Looking to power remote locations at sea, China is moving towards building a series of seaborne nuclear power plants: either floating or submersible.
The primary motivation for this appears to be supplying power to the large amount of equipment and infrastructure that China has built on the new manmade island chain in the South China Sea.
Executive Liu Zhengguo of the China Shipbuilding Industry Corporation, was quoted in the state-run Global Times:
“Normally we have to burn oil or coal for power. Given the long distance between the Nansha Islands and the Chinese mainland, and the changing weather and oceanic conditions, transporting fuel could be an issue which is why developing the maritime nuclear power platform is of great significance”.

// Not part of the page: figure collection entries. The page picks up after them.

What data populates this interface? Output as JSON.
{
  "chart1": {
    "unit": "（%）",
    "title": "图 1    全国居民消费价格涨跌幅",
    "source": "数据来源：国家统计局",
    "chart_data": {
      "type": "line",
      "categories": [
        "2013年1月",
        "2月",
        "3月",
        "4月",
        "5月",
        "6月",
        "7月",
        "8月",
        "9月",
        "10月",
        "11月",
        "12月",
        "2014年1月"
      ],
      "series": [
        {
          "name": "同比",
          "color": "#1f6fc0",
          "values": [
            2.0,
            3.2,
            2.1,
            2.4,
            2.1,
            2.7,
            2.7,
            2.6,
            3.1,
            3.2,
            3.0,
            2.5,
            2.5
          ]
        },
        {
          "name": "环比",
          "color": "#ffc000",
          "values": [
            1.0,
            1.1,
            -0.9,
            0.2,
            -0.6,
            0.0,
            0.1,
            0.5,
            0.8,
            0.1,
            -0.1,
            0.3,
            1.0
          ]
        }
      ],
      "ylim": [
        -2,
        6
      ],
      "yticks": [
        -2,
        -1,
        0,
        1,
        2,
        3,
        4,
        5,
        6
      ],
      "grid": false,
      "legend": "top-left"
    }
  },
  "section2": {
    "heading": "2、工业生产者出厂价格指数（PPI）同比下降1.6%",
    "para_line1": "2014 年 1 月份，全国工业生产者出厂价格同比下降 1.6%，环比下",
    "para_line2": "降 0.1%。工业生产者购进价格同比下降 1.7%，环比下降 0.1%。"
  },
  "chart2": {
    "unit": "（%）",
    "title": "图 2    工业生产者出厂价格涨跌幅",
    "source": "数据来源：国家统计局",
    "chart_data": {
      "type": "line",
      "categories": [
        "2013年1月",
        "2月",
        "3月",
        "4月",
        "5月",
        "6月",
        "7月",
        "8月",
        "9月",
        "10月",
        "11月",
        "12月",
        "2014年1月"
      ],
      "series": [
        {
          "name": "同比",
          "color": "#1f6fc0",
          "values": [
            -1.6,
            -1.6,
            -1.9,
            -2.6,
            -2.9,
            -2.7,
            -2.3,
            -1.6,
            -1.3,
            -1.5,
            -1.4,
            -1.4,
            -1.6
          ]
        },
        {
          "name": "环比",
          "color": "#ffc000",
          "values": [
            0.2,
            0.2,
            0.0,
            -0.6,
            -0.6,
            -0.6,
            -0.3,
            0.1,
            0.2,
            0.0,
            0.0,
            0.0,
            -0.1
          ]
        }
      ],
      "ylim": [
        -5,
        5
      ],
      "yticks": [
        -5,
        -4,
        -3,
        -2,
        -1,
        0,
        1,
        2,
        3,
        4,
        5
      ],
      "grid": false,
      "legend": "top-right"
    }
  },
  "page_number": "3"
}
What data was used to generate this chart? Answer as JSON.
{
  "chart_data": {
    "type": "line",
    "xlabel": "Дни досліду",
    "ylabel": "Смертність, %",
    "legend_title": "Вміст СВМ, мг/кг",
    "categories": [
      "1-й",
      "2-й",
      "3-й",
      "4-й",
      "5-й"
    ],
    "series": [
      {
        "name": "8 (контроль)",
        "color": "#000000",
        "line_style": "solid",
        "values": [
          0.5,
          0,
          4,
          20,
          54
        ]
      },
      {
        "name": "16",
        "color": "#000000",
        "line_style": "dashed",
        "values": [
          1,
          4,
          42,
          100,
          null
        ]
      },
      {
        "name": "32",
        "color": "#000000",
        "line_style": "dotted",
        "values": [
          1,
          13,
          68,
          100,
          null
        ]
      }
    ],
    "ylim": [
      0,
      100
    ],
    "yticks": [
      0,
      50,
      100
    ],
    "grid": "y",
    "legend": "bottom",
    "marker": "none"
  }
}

Zhengguo has also said that the platforms would be built with “mature technology”, and that the National Nuclear Safety Administration is working on the needed nuclear security regulations, with particular emphasis on the survivability and safety in the face of natural accidents and disasters.
Estimates from eworldship.com has put the number of platforms to be built at 20, but this has not been confirmed by the CSIC.

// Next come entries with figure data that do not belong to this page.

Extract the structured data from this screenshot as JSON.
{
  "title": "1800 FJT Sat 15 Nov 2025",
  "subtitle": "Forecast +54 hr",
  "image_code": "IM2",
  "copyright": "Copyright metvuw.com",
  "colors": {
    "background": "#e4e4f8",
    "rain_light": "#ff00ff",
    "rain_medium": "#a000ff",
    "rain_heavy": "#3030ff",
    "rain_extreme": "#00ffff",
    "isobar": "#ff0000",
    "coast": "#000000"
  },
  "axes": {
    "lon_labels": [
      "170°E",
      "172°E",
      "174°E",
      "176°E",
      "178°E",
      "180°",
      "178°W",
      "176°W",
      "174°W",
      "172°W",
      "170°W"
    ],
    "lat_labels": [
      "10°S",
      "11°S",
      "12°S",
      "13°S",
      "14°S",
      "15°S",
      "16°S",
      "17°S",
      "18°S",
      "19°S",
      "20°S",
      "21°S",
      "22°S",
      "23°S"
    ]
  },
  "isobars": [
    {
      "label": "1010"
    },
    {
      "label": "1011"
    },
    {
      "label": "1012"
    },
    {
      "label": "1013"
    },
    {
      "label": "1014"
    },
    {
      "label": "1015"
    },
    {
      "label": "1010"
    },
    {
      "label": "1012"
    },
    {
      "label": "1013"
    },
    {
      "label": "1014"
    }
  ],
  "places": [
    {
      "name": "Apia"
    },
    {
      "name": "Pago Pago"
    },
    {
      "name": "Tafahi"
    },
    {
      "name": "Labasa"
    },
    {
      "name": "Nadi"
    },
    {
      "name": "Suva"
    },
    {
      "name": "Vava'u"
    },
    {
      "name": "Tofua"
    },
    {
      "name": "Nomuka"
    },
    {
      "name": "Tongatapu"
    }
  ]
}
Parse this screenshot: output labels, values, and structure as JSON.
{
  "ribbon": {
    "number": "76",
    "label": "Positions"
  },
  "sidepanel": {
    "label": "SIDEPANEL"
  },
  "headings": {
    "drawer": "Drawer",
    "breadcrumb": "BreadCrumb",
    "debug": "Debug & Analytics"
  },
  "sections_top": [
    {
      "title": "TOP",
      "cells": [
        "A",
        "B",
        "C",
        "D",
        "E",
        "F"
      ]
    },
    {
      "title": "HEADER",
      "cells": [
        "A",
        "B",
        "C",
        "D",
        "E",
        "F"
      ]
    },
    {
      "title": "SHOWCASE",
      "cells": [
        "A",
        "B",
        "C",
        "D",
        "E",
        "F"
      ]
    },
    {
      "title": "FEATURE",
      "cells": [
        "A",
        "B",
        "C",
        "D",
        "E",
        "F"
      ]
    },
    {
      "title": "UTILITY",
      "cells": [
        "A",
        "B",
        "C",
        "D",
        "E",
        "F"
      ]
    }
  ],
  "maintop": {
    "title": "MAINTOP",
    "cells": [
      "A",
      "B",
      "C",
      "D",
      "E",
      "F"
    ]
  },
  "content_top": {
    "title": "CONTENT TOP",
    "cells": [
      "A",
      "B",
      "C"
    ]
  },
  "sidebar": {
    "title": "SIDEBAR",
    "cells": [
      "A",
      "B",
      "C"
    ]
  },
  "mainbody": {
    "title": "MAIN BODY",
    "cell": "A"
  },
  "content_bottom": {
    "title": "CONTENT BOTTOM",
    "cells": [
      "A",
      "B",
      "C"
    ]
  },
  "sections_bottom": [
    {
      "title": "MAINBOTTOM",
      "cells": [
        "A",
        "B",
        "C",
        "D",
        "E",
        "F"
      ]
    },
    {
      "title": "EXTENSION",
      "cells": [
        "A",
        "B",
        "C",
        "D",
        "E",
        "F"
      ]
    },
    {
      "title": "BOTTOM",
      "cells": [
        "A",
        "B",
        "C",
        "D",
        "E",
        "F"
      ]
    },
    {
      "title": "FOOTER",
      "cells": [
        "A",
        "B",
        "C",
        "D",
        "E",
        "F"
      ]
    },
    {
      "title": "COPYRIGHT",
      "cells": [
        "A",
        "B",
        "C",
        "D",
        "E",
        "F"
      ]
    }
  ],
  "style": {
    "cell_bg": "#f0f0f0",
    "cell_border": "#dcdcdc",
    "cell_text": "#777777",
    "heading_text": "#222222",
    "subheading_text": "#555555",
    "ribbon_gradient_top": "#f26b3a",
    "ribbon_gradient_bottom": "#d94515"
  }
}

Construction is set to finish in 2018, and the initial ship will serve as a functional demonstration of the capabilities of the platform. With a strong demand in the region for reliable power, it seems likely the project will likely go ahead, despite safety concerns elaborated upon by the NYT.
There is no word as of yet whether the government will allow the public to vote on a name for the vessels, or what the Chinese equivalent of Boaty McBoatface might be.